Let me clarify. First of all, I never said that the theist does not have to do intellectual work, he certainly has to, intensely vigorous ones. The problem is that atheists claim logic on their side as the end-all of this sort of debate, when they themselves share the same limitations. I'm trying to point out the deficiency in that thinking. Again, I'm not defending theists who may just want to use God as a cop-out, although both theists and atheists to a certain extent use their respective paradigms to do so. My problem with Blackstar's statement, if you recall, is his assertion that theists should just stick to a totally separate set of cognitive tools to justify their worldviews as opposed to the atheist's use of logic. Therefore, I'm trying (though in your view inadequately) to point out that atheists in their use of logic has to nevertheless face their own limitations. And so if both are hindered, the one who wants to claim logic as totally debunking the other position will have more or less live up to the same system.
I would have to challenge you on that point. What you're assuming is empiricism, which itself is not a neutral starting point but a tool that has been developed with conclusions that are associated. Suppose a simple list: A->B, C->D, D->A. If you look at B, only things on the right can be proven, if you keep backtracking, either you find something that's on the left side, or you run into a circle. If you want to say anything is true, the first situation is called having assumptions, the second is called circular logic. If you keep drawing infinite arrows it will still end up at A when you backtrack. Point is, why should you even accept this little system that I created?
Anyway, I don't know why you keeping thinking that I'm giving theists a free pass in intellectualism, but by virtue that both do not necessarily stand in objectively within the realm of debate, both has to use what's available to them. Both sides --and no doubt you'll try and challenge me on this --face tough questions. So here's a question, does simple empirical proof of something dictates whether something is real or not? Can some things be accepted without proof, empirically or logically?

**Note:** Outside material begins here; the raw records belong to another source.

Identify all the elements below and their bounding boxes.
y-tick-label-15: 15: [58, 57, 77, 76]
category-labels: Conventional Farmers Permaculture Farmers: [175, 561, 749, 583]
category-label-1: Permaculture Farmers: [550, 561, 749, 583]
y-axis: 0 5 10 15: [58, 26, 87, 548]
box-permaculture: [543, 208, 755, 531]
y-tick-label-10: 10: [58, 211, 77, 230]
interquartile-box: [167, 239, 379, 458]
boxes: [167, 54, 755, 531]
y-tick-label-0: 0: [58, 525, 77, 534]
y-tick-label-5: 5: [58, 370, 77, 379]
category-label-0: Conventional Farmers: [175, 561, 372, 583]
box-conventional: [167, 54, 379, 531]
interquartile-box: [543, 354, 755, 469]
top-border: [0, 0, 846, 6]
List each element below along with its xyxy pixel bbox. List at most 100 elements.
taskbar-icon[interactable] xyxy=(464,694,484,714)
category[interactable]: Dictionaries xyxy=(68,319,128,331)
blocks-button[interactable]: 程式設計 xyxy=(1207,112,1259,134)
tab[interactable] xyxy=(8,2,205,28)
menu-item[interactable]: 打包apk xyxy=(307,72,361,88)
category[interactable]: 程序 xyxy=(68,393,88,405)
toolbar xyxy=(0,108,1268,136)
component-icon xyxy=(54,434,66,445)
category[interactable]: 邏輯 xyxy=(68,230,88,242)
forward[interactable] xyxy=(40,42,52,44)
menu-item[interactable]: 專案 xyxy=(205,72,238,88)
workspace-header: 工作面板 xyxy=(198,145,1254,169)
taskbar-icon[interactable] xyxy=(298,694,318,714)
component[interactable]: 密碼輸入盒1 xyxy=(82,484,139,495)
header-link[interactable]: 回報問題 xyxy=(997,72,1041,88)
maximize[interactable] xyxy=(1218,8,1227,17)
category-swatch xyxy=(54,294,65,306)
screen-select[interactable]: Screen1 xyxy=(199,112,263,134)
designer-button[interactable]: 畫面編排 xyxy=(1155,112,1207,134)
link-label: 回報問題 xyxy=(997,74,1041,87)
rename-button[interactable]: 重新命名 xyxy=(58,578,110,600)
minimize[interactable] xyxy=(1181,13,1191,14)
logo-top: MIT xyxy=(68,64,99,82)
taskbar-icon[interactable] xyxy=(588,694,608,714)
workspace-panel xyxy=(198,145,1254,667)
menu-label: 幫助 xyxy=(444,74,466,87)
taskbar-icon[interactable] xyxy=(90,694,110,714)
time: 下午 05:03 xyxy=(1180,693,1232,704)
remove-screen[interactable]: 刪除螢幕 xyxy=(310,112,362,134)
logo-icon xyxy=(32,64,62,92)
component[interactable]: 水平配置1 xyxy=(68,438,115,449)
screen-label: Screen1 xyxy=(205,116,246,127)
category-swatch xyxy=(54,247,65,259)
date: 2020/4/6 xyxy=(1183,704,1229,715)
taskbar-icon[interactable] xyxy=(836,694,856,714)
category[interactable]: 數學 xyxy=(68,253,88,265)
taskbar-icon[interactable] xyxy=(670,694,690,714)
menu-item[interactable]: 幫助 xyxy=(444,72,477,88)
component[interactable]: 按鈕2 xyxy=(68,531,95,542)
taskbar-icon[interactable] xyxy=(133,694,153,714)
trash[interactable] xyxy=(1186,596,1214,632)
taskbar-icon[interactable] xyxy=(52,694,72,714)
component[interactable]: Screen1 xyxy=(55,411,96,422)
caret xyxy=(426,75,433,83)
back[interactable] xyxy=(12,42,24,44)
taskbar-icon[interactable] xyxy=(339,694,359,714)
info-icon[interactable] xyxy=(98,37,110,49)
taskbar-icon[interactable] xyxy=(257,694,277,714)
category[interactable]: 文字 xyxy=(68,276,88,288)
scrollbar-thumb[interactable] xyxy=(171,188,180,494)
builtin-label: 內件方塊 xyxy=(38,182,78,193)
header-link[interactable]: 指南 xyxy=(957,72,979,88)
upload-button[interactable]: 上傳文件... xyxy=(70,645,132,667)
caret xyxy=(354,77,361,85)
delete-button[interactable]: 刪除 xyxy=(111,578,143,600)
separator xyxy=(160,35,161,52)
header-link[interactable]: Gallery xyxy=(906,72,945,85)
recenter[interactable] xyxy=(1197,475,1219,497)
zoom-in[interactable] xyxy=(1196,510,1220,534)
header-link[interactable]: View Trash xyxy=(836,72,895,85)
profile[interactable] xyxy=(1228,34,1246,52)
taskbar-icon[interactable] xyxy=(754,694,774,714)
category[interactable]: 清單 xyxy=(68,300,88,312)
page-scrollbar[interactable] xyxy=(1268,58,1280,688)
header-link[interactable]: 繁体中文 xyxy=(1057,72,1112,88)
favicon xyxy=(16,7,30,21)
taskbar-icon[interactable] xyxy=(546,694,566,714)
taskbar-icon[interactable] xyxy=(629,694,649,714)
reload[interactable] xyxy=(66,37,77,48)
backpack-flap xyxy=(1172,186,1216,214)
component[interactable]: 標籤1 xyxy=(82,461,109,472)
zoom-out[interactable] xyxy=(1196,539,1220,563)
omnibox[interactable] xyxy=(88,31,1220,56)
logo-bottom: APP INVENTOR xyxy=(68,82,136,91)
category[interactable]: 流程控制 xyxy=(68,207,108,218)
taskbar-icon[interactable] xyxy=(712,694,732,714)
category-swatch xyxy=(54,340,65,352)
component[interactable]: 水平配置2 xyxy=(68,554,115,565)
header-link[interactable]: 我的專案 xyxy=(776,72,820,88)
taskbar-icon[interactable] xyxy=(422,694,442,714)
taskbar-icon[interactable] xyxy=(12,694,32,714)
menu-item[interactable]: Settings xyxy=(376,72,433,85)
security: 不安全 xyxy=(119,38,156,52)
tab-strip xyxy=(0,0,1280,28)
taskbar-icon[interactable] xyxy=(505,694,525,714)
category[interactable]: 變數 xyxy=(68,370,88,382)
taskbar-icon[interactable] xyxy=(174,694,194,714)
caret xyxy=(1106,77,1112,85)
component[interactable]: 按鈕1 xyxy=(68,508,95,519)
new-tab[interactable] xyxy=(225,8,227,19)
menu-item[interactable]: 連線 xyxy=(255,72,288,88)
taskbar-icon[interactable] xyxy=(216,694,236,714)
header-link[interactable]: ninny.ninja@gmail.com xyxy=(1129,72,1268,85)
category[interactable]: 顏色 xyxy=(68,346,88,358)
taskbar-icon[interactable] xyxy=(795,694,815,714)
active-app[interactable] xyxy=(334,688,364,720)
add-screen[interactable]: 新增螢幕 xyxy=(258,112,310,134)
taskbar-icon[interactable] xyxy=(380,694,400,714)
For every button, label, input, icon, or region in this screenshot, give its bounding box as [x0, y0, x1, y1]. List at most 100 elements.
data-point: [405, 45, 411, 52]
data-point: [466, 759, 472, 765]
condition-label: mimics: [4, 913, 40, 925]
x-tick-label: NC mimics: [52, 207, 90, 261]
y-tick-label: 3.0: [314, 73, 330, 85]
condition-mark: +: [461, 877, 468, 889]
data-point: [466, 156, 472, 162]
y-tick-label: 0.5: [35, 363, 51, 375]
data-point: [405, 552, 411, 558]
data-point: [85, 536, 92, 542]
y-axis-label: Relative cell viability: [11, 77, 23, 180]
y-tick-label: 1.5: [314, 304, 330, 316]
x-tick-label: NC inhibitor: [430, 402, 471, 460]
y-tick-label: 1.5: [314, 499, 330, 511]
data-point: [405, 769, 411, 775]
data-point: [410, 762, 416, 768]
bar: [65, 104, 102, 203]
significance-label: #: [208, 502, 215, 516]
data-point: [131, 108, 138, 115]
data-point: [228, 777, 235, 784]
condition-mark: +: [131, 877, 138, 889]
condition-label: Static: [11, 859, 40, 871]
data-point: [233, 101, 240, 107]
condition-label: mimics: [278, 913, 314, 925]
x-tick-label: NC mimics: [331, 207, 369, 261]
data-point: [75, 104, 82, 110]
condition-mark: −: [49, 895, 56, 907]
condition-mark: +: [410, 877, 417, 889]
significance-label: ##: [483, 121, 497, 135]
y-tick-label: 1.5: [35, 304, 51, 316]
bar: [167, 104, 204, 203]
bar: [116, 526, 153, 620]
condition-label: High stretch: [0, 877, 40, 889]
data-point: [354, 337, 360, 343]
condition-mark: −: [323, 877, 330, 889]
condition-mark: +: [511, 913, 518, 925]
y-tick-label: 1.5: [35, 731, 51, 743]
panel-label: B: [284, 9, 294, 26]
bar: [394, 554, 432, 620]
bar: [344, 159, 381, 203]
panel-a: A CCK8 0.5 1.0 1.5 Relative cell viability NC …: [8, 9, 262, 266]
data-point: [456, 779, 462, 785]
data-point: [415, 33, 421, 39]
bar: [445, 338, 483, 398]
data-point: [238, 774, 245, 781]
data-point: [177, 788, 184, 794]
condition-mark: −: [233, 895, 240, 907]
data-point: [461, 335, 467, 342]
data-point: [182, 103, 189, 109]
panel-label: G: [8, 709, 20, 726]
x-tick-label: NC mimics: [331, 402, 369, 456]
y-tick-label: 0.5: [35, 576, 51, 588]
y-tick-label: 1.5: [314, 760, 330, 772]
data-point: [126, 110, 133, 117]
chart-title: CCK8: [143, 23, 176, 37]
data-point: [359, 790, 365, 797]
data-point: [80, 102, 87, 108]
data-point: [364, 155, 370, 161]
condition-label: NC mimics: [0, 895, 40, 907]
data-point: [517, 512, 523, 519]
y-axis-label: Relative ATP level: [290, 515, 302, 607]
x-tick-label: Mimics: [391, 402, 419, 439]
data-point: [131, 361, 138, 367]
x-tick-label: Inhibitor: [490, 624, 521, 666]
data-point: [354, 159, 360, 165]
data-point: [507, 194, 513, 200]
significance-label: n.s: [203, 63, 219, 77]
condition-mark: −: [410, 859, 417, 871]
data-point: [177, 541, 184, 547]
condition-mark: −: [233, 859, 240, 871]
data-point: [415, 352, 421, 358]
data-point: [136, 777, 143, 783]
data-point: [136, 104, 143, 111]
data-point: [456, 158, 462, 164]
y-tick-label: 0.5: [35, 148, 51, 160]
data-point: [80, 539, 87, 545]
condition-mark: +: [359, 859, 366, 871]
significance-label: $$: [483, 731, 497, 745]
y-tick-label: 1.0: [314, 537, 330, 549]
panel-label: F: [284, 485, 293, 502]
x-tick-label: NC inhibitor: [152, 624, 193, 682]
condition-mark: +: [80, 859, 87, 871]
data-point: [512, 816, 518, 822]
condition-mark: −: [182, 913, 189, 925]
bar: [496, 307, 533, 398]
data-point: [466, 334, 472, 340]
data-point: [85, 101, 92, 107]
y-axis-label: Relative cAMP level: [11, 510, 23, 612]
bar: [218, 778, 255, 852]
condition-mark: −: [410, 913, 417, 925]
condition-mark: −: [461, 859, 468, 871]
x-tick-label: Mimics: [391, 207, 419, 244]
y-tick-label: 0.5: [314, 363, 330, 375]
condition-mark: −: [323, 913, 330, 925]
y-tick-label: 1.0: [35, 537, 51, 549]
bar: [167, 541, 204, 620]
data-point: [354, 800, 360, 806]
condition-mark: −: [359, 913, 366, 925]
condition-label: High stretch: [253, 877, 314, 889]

I'm not calling it case closed. And I doubt the small proportion of people that I'm actually trying to defend are calling it case closed as well. But in the end life goes on, and people will have to live by their particular worldviews that they are convinced of.
I'm not defending Christians who may want to be non-logicians or non-empiricists. Many early scientists were religious; it's more about how a particular paradigm is constructed and the logics behind it. I'm trying to present a counter-point to people writing religious people off who want to engage in dialogue with atheists or what-have-you in the realm of intellectual debate. I am rejecting however the notion that simply because something is scientific that it is completely objective, science is done by people who each arrive from differing intellectual frameworks, and that profoundly shapes how empirical evidence may be interpreted.
Evolutionary biology for one; trying to understand more in-depth all the mechanisms that guide biological change.
I'm not trying to make one case stronger than another, just trying to point out that everyone has to live in the present reality of limited information and non-hyper rationality. Also, if you bothered to read my previous post, you'll realize that I'm trying to situate both the atheist and theist within the same realm of intellectual debate. Both have to wrestle with new information and unknowns, but the atheist who may want to bank his beliefs on science may have to very well deal with every field scientific inquiry extant in order to reach a truly logically consistent conclusion.
Operating by the rule of logic I meant.
That's an assumption that you already made about how the universe might be ordered, about what you deem as logically plausible within your formulation of the world. Although you seem to make it okay for someone to be agnostic but not theist despite the fact that both may build their paradigms on what cannot be observed...
Same can be said for any atheist who will need to rely on his own logic to explain away every phenomenon he encounters. Not only that, he will constantly have to reformulate his theories based on new experiences which, seems to me places on him the greater intellectual strain so long as we are talking about who will have a harder time defending his paradigm under the weight of logic.
Again, same goes for the atheist. But you seem to assume that one's emotions or psyche are completely impenetrable by any dissonance generated by logic, which in reality obviously is not true. By this assumption you are denying every religious person from the realm of intellectual debate.
Are you defining logic by pure logic or mere reason? Either way, even if logic cannot prove the existence of God, it is really one of the only means through which intelligent dialogue can happen regarding his/her/its existence between believers and skeptics in the modern era where all trapped in its iron cage. That being said, anything can seem logical while also dis-affirmed by reality, so yes, it has its limitations. To be honest, your claim about resorting to psychology or experience as a more productive (if that is what you are saying) method of affirming one's faith in some deity is reductionism at its best, or your way of patronizing the religious at its worst.